For collaboration, shared graph semantics and local workspace layout are a strong default:
- Shared: node identity/history/edges/intents.
- Local: pane layout, tab ordering, filtered projections.
If layout is tightly coupled to graph topology, collaboration conflicts increase with little semantic value.
-
GraphStore(semantic authority)
- Node identity (UUID)
- Node lifecycle state
- Edge semantics/provenance
- Per-node navigation/history metadata
-
WorkspaceStore(presentation authority)
- Pane hierarchy/splits
- Tab order and active tab per pane
- View filters/sorts/projection settings
- Local user preferences
-
RuntimeStore(ephemeral authority)
- Live webview instances
- Rendering contexts
- Texture caches and runtime-only resources
- Semantic operations
- Create node/tab
- Close/delete node
- URL/title/history semantic updates
- Create semantic edges (
Hyperlink,History,UserGrouped)
- Presentation operations
- Reorder tab
- Move tab across panes (presentation-only by default)
- Resize/split panes
- Focus/visibility/filter changes
- Runtime operations
- Instantiate/suspend/destroy webview instances
- Rebind rendering context
Cross-store mutation should happen only at reducer/apply stage.
Tile interactions should not create semantic graph changes implicitly.
Example policy:
- Drag tab to pane: presentation-only by default.
- "Group with" command/gesture: explicit semantic operation creating
UserGroupededge.
Required invariants:
- Every tile node reference must exist in graph.

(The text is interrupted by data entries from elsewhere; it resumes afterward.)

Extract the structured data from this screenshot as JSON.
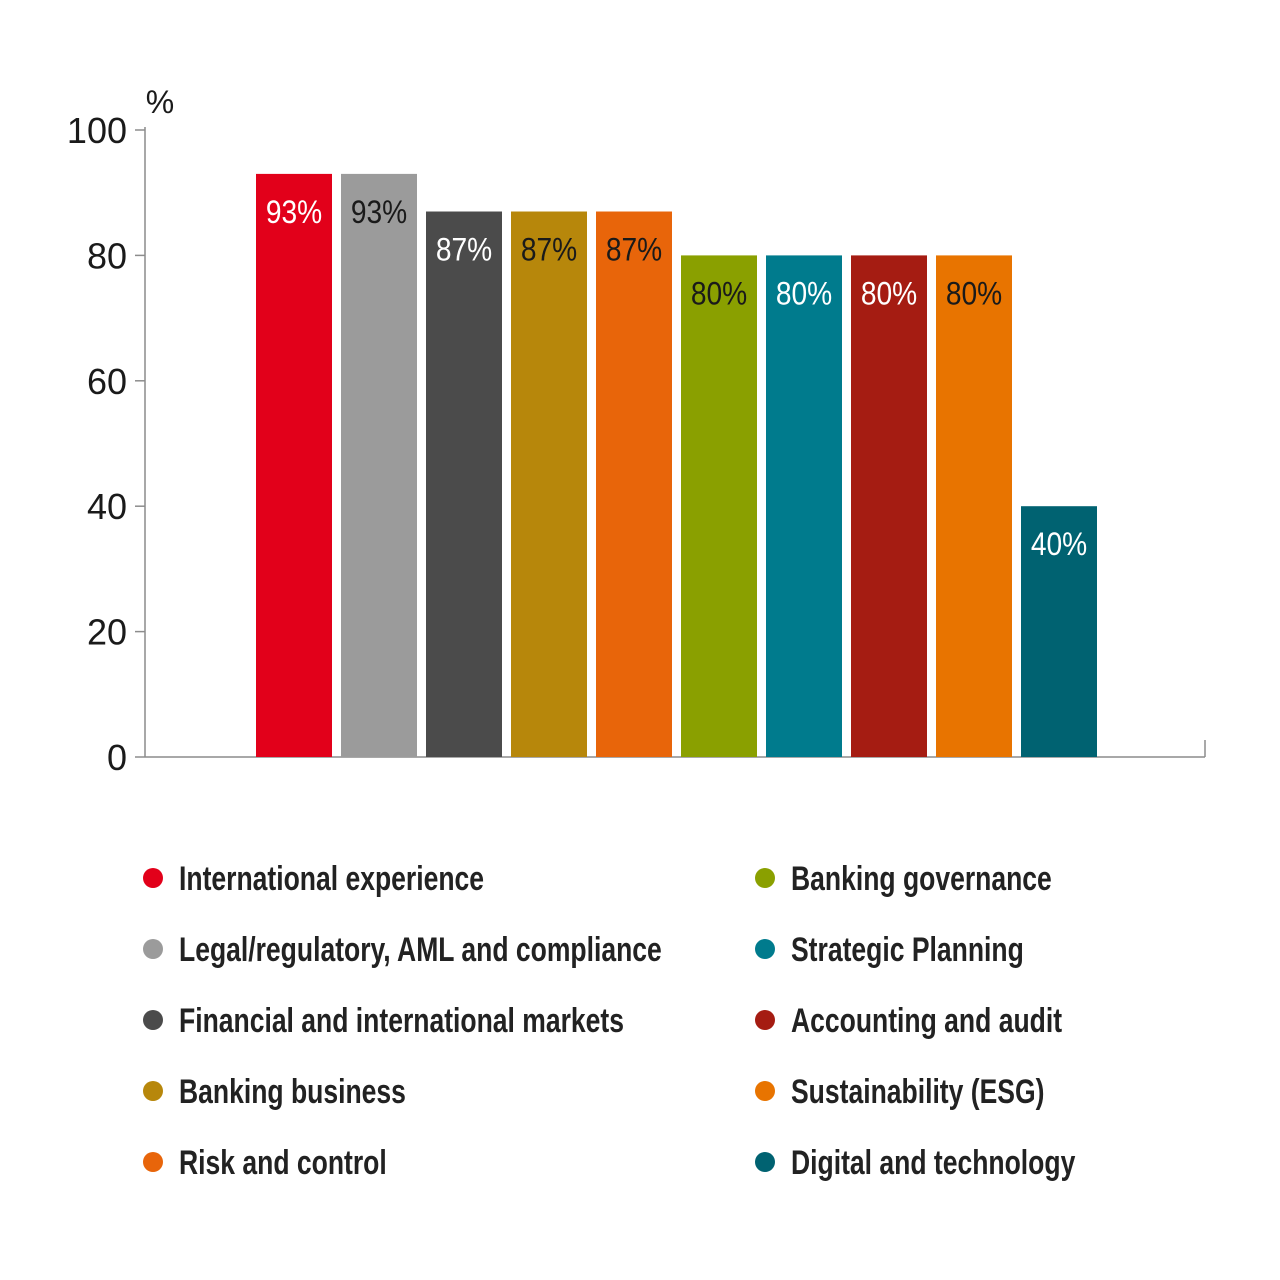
{
  "chart_data": {
    "type": "bar",
    "ylabel": "%",
    "ylim": [
      0,
      100
    ],
    "yticks": [
      0,
      20,
      40,
      60,
      80,
      100
    ],
    "grid": false,
    "legend_position": "bottom",
    "categories": [
      "International experience",
      "Legal/regulatory, AML and compliance",
      "Financial and international markets",
      "Banking business",
      "Risk and control",
      "Banking governance",
      "Strategic Planning",
      "Accounting and audit",
      "Sustainability (ESG)",
      "Digital and technology"
    ],
    "values": [
      93,
      93,
      87,
      87,
      87,
      80,
      80,
      80,
      80,
      40
    ],
    "data_labels": [
      "93%",
      "93%",
      "87%",
      "87%",
      "87%",
      "80%",
      "80%",
      "80%",
      "80%",
      "40%"
    ],
    "colors": [
      "#e2001a",
      "#9b9b9b",
      "#4b4b4b",
      "#b7870b",
      "#e8650a",
      "#8aa000",
      "#007b8d",
      "#a51c12",
      "#e87400",
      "#006271"
    ],
    "label_colors": [
      "#ffffff",
      "#1a1a1a",
      "#ffffff",
      "#1a1a1a",
      "#1a1a1a",
      "#1a1a1a",
      "#ffffff",
      "#ffffff",
      "#1a1a1a",
      "#ffffff"
    ]
  }
}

- Graph node may exist without tile.
- URL change in same tab must not create a new node.
- New-tab action creates exactly one new node with stable UUID.
Allowed divergence:
- Same graph rendered in different pane layouts.
- Filtered/temporary workspace projections.
- Local layout differences across peers.
Persisting both is preferable to over-optimizing derivation:
- Graph persistence preserves semantics/history.
- Workspace persistence preserves UX continuity.
- On restore: validate workspace references against graph and prune stale entries.
- "Single source of truth" ambiguity across docs.
- URL identity remnants vs UUID direction.
- Same-tab URL change semantics vs polling-driven node creation behavior.
- Lifecycle naming drift (
ColdvsInactive). - Implicit assumption that pane cluster topology must track edge topology.
- Update wording to "semantic authority vs presentation authority vs runtime authority".
- Document explicit operation classes (semantic/presentation/runtime).
- State that structural parity is not a goal.
- Keep intent-based mutation as the only write path.
- Preserve optional future shared-workspace capability without coupling it to core graph sync.
Research only. No architecture decision is finalized by this file.